Terri Durrant, an employee of Butterfield and Vallis which had a fundraising team walking the track, said: “We are the Haagen-Dazs Heroes we are selling ice cream to raise funds for BCHC.
“I lost both my parents to cancer and my two best friends. We have done this every year. We have 33 staff members from Butterfield and Vallis or family members of staff members and Haagen-Dazs is one of the products we sell. BCHC Is a charity that Butterfield and Vallis supports a lot and we like to support them in anything they do in the community.
“This goes to their Equal Access Fund but the first year that they did it, it helped them set up their radiation unit.”
The Bermuda Housing Corporation was participating in the event for the sixth year. This year the team’s theme was “house of possibilities – an opportunity to make a difference in the lives of families challenged with cancer”.
Team member Patricia Basden said: “We are just here to support and encourage the entire households of people who are involved in cancer. We can offer time off work for their families when their loved ones are in care, it is important that we allow them time to nurture their families.
“This is an important event because it is a community event and the entire community is impacted by cancer – it doesn’t matter if you are male, female, Black, White – everybody is impacted.”
Relay for Life opened on Friday with a “survivors’ lap”, where cancer survivors walked a full lap of the track at the Dame Flora Duffy Stadium led by the Coral Beats Bermuda Brazilian Percussion Group. They were followed by other groups of fundraisers, family members and supporters who walked throughout the night under the banner “cancer never sleeps”.
There was also a touching night time display where paper lanterns were lit around the stadium in memory of those lost to cancer.
A total of 97 per cent of funds raised at Relay for Life stay in Bermuda funding equal access to early cancer detection and radiation therapy, while 3 per cent of the funds go towards the American Cancer Society's Global Relay For Life initiatives.
For more information or to donate visit https://www.cancer.bm/
Robin Tota was participating in the survivors’ lap. She found out she had stage four in November. “I started chemotherapy in December and when I started treatment I was in a wheelchair. Now I am walking,” she said proudly.
“I think a lot of it has to do with prayer and treatment. Treatment is not easy, my hands and feet are killing me – it takes a lot out of me. I have a tumour in my stomach, I have cancer in my colon and in my liver, it was already at an aggressive stage when I found out. I don’t drink, smoke and it's not in my family line but this is the way it is.

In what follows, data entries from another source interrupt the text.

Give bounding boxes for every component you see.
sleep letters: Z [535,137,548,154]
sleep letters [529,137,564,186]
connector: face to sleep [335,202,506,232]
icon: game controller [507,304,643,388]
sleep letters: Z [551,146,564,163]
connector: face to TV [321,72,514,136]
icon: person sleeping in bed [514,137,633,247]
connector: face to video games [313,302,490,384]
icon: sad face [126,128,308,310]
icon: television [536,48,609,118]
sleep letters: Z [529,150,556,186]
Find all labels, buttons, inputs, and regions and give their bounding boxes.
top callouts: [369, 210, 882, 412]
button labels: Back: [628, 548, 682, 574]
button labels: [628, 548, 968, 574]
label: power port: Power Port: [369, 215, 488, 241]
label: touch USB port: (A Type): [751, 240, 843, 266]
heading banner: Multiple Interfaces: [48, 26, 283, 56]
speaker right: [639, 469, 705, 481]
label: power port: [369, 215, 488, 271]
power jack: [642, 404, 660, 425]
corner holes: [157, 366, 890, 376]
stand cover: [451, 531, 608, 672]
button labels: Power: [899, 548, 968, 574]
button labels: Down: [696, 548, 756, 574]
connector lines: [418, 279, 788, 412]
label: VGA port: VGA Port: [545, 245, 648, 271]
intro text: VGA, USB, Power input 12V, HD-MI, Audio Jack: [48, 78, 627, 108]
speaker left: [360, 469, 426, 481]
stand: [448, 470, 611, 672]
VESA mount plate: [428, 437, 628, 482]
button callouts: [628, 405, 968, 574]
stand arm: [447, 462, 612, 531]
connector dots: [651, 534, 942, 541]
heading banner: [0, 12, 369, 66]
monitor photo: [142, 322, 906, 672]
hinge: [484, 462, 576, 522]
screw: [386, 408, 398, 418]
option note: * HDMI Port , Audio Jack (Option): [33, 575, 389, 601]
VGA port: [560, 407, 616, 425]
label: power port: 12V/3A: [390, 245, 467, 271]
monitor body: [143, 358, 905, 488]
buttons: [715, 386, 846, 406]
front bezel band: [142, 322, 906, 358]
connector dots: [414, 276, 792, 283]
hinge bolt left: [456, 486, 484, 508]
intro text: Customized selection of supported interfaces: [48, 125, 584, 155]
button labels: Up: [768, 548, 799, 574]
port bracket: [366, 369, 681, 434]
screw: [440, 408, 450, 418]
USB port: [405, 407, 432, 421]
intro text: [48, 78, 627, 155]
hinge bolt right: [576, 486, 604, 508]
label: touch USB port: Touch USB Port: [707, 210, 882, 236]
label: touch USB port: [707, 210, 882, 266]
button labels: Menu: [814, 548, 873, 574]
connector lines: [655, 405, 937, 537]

“It is a little overwhelming for me, when the event first started I started to cry. Now, because of this diagnosis, Relay for Life means a little bit more.”
Also on the survivors’ lap was Ellsworth Smith, a senior who combated prostate cancer. He received treatment at Brigham and Women’s Hospital in Boston.
“I am going to get a medical next week but as far as the doctor is concerned I am good, I am clear. I was diagnosed in 2015 and I had an operation which cleared it up. Basically I feel good. I work out and do cycling about four times a week.
“This event makes me feel uplifted.”
His wife, Johnette Smith, was there for her husband as well as her sister-in-law, Marshia Smith, who died of cancer in 2019. She said: “Marshia looked after children and was very lively. She loved life and loved her family, she has been a great miss.”
Nigel Richardson, Global Hero of Hope for 2022 representing Bermuda, said: “I am 11 years cancer free and I have been promoting cancer prevention especially in men. You will find that women will talk about their health issues more and go to the doctor, but men, especially Black men, they don’t go to the doctor and sometimes, by the time they do go, it is too late.”